St. John assessor wants ‘truth’

Published 12:00 am Thursday, July 3, 2008


Editor and Publisher

LAPLACE – St. John Parish Assessor Whitney Joseph said he has tried to stay out of the controversial matter of whether the town of Garyville will become incorporated or not.

But now, Joseph says, he feels he has to speak up due to what he claims is too much misinformation and misleading statements that are becoming public.

“All I want is for the truth to be told about the incorporation, so the people know what they are getting if they vote for it,” the St. John assessor said. “And the truth is that taxes will go up if Garyville incorporates.”

Joseph spoke about the matter from his office, shaking one particular recent flyer that had been circulated in the Garyville area, and had “NO NEW TAXES!” in large, bold letters on the flyer. However no attribution was put on the flyer to show where it had come from.

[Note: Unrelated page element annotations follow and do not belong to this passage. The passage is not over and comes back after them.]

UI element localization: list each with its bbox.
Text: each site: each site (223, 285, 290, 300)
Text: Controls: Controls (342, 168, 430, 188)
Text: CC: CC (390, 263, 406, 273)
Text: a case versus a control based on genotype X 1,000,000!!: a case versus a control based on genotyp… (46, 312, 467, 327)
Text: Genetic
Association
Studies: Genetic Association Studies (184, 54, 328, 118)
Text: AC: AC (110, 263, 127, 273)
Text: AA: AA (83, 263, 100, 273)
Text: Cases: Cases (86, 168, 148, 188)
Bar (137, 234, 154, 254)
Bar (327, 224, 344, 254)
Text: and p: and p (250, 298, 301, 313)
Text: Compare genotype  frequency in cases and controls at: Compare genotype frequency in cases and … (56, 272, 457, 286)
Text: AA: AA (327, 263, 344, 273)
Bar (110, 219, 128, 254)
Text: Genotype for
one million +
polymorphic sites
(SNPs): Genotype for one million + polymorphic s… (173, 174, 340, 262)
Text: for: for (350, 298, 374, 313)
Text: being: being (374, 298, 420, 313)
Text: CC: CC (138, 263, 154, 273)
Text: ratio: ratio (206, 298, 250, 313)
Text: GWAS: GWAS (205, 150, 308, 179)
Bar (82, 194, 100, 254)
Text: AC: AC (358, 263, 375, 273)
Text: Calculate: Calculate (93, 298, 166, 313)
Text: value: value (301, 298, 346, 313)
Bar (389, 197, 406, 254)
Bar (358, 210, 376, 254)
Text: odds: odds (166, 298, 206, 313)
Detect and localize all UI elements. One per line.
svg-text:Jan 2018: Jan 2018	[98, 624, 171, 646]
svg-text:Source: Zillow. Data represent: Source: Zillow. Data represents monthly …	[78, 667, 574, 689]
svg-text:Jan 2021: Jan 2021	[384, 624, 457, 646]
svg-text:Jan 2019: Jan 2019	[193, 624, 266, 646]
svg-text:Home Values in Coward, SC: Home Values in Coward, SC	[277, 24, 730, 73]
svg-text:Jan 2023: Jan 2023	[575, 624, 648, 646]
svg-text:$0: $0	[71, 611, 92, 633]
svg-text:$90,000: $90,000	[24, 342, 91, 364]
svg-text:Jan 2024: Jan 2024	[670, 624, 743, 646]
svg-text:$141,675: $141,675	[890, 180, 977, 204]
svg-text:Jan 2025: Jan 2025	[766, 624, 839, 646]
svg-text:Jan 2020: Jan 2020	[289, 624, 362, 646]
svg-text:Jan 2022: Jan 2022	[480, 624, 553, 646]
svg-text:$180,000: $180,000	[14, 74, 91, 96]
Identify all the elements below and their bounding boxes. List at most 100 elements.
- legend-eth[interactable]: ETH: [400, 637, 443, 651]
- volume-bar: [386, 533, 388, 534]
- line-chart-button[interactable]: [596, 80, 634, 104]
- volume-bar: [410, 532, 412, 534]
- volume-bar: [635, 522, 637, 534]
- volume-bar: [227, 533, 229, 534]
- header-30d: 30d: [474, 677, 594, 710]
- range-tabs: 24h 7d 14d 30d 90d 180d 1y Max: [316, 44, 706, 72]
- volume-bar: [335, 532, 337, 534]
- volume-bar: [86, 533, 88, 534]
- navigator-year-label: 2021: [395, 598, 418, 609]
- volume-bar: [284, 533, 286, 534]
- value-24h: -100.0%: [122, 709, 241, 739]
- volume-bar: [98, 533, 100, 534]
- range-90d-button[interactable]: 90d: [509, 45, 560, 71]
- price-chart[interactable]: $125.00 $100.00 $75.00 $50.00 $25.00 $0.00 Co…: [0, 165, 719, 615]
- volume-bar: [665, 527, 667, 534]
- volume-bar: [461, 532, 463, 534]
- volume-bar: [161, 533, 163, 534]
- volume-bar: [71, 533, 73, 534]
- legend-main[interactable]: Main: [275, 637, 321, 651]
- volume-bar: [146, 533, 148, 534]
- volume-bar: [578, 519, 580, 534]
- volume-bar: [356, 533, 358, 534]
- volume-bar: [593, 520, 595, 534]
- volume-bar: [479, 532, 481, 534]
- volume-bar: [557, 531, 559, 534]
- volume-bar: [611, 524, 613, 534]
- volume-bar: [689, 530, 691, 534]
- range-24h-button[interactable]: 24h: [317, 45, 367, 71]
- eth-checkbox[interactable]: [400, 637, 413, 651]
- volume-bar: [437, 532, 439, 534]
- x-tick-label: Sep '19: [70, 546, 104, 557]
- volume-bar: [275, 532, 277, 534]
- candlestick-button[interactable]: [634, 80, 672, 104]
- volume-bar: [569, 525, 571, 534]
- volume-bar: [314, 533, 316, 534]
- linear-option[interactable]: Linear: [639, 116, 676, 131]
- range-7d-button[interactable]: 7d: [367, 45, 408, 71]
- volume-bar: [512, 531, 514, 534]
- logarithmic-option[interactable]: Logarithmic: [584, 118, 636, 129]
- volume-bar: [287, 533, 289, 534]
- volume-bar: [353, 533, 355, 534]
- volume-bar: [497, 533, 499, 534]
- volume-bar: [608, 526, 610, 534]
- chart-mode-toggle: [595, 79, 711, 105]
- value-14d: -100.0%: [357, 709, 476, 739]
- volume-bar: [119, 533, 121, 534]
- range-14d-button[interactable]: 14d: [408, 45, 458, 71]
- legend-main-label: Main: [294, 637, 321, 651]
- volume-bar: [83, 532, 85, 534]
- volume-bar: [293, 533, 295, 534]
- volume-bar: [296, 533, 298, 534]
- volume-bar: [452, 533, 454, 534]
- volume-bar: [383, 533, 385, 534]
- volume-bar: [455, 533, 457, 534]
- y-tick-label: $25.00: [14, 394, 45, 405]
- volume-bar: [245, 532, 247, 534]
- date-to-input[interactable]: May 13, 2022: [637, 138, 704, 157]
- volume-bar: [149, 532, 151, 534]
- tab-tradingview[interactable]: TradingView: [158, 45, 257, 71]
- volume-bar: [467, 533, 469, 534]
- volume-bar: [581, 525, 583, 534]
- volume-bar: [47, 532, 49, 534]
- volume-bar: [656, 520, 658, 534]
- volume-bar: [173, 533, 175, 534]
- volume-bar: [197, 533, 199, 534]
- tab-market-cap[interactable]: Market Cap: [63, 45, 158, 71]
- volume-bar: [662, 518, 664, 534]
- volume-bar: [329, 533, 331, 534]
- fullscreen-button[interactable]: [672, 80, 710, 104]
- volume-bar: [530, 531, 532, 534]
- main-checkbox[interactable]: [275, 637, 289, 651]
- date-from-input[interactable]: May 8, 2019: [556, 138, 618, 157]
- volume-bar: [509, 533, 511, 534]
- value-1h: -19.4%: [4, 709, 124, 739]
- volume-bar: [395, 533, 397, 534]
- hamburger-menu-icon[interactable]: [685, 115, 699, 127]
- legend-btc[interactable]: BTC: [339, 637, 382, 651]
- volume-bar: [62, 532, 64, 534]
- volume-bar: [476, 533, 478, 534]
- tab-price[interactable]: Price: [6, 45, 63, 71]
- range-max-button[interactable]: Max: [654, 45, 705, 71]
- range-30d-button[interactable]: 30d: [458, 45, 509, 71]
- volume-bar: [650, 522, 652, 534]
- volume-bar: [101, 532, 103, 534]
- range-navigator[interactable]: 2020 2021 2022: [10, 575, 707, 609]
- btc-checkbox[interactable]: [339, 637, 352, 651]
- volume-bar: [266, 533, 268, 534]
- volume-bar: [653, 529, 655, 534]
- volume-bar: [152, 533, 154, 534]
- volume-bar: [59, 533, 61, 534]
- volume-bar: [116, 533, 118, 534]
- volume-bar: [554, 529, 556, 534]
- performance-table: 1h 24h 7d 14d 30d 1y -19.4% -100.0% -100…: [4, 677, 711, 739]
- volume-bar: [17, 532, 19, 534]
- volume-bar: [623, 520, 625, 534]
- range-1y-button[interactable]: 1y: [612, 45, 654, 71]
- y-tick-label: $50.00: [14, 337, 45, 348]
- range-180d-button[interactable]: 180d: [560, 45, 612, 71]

“This is the kind of stuff that gets me upset,” Joseph said. “This is just not true. If Garyville incorporates, the taxes will go up, and people need to know that.”

He was also upset with Garyville Incorporation Committee Chairperson Geri Baloney, who was quoted in Wednesday’s L’Observateur claiming that Joseph had said the Garyville residents already got their fair share of services from the parish for the taxes they pay.

“I never said anything like that, and I would like her to tell me where she heard me say that,” Joseph demanded. “I live out in that area. The people of Garyville voted for me, and I have many friends in Garyville. Why would I make a statement like that to make people mad? I never said anything of the sort.”

(See TRUTH, page 3A)

On Wednesday, Baloney clarified her original statement, but stood by it, saying she got the information second hand, although it was still attributed to Joseph.

“I actually was told that from someone else, who said they had a shoutout with Whitney, and that’s when he said it,” Baloney said.

Baloney said the information came from a reputable local attorney who asked to remain anonymous. The incident came in a local office, and also involved the father of the attorney, L’Observateur was told.

Joseph also took issue with Baloney’s comment that the Garyville-Mt. Airy area is having “taxation without representation.”

Joseph called that completely untrue.

“How can she say that?” her asked. “All the people there have a School Board, a Parish Council, an assessor, a sheriff, a parish president. You may not like who you have, and if you don’t, you should vote them out. But they all have representation for the taxes they pay.”

Joseph said the main reason he is against the incorporation of Garyville is because it will mean the people will pay double for the services they are going to get.

“Right now the people there have all the parish services, but if they incorporate, they will pay double for those same services,” he said. “And I personally think Garyville gets a fair amount of parish services, just like everyone else gets. Can we do better? Sure. I think the parish can always improve what it is doing for everyone, but the people there currently have sewer, garbage pickup, water, police protection and all the parish services. But if they incorporate, they will pay double for those services.”

Baloney continued to disagree with the parish assessor about the “no new taxes” position, even though state law definitely says the new municipality can immediately levy a 7 mill property tax, without any vote of the public officials.

“The reason there won’t be more taxes is because the parish will be forced to reduce its millage, since a new town is in place, which will compensate for the 7 mills,” she said. “And our municipality will grant a tax exemption on some things for seniors.”

Joseph said that current numbers show the proposed Garyville town boundaries would only include $9 million of taxable residential property, while there is $128 million of taxable commercial property, although the vast majority of that is the local industry. At the heart of the debate about the incorporation continues to be whether that industry will be part of the town, since those industries claim they have exemptions which they filed for and were approved for decades ago. That question is currently in the courts.

As for what led to the incorporation move, Joseph said he does believe he understands why many people in that area of the parish seem frustrated and unhappy with the status quo.

“There is so much industry dumped on those people there, and it affects their property taxes, or they might not be getting all the best industry jobs, so they are frustrated,” he explained. “So yes, I know why people want something done. But incorporation is not the answer. I just don’t want to see people have to pay double for the services they are already getting right now. They have already been dumped on over the years with all this industry, and now they might get extra taxes dumped on them if they incorporate. I just don’t think it’s the right thing to solve the problem.”